FDA Censures Company for 'Liking' Unapproved Claim on Facebook
| Posted: 26 February 2013
By Alexander Gaffney, RF News Editor
The US Food and Drug Administration (FDA) doesn't like it when a company "likes" an unapproved claim regarding its product on Facebook, according to a recent Warning Letter sent to supplement marketer AMARC Enterprises.
In an 11 December 2012 Warning Letter to the company, a marketer of a drug product called Poly-MVA, FDA cites a laundry list of claims made by the company about the product, marketed mostly through the use of testimonials about the product.
One example, still found on the company's website, is a testimonial from a Mr. Doug Wray, whose account seems to indicate that by taking Poly-MVA, he was cured of his multiple myeloma.
More than a dozen other testimonials made by the company cover similar stories and for a range of different other types of cancer, including uterine cancer, bladder cancer, osteosarcoma, colon cancer, brain tumors, lung cancer and others.
FDA's letter comes down hard on these testimonials, explaining that without having obtained FDA approval, the products the testimonials represent are not recognized as either safe or effective, and are therefore improperly marketed as unapproved drugs. FDA also noted that AMARC was marketing the product as a veterinary product, also in violation of the Federal Food, Drug and Cosmetic Act (FD&C Act).
FDA Does Not ‘Like’ This Post
But FDA also made one extremely unusual mention—Focus is unable to find evidence of another—of a company's Facebook "like" of an unapproved claim.
Facebook, a social media website on which users can post a comment, story or other media, allows users to express their approval or recognition of a story by clicking a "Like" button, shown in the form of a thumbs-up icon.
It has long been a matter of speculation in the social media world of whether a "like"—or on Twitter, a "re-tweet"—represents an endorsement of the content, or just a passive-but-friendly recognition of that content.
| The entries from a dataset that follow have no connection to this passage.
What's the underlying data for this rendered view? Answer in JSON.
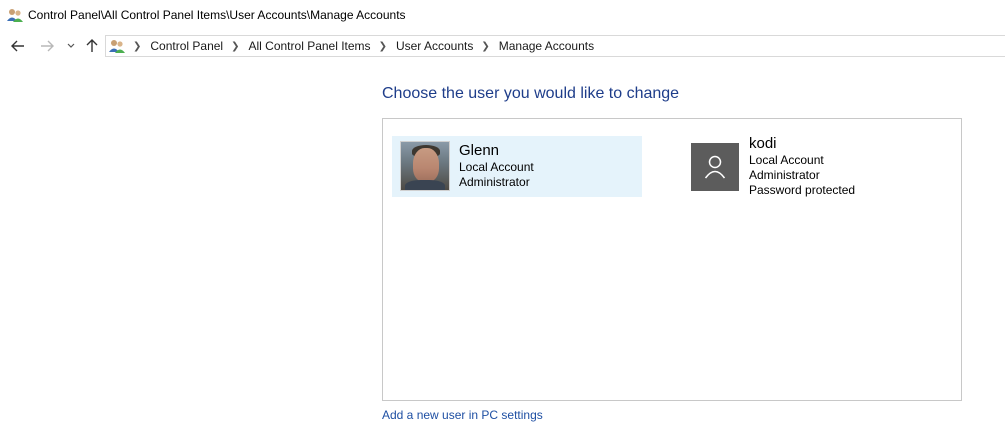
{
  "window": {
    "title": "Control Panel\\All Control Panel Items\\User Accounts\\Manage Accounts",
    "icon": "user-accounts-icon"
  },
  "navigation": {
    "back": "back-arrow-icon",
    "forward": "forward-arrow-icon",
    "recent": "chevron-down-icon",
    "up": "up-arrow-icon",
    "breadcrumbs": [
      "Control Panel",
      "All Control Panel Items",
      "User Accounts",
      "Manage Accounts"
    ]
  },
  "main": {
    "heading": "Choose the user you would like to change",
    "accounts": [
      {
        "name": "Glenn",
        "lines": [
          "Local Account",
          "Administrator"
        ],
        "picture": "user-photo",
        "selected": true
      },
      {
        "name": "kodi",
        "lines": [
          "Local Account",
          "Administrator",
          "Password protected"
        ],
        "picture": "default-user-icon",
        "selected": false
      }
    ],
    "add_user_link": "Add a new user in PC settings"
  },
  "colors": {
    "heading": "#1e3d8a",
    "link": "#1e4fa3",
    "selected_bg": "#e5f3fb",
    "default_avatar_bg": "#5c5c5c"
  }
}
In the AMARC warning letter, FDA comes down strongly on the former interpretation.
"We also note claims made on your Facebook account," FDA explains. "The following are examples of the claims: In a March 10, 2011 post which was “liked” by “Poly Mva”:
“PolyMVA has done wonders for me. I take it intravenously 2x a week and it has helped me tremendously. It enabled me to keep cancer at bay without the use of chemo and radiation…Thank you AMARC”
That post has since been taken down, but FDA's interpretation that a "Like" implies endorsement could be a precedent-setting action by an agency that has been slow to issue a formal social media policy.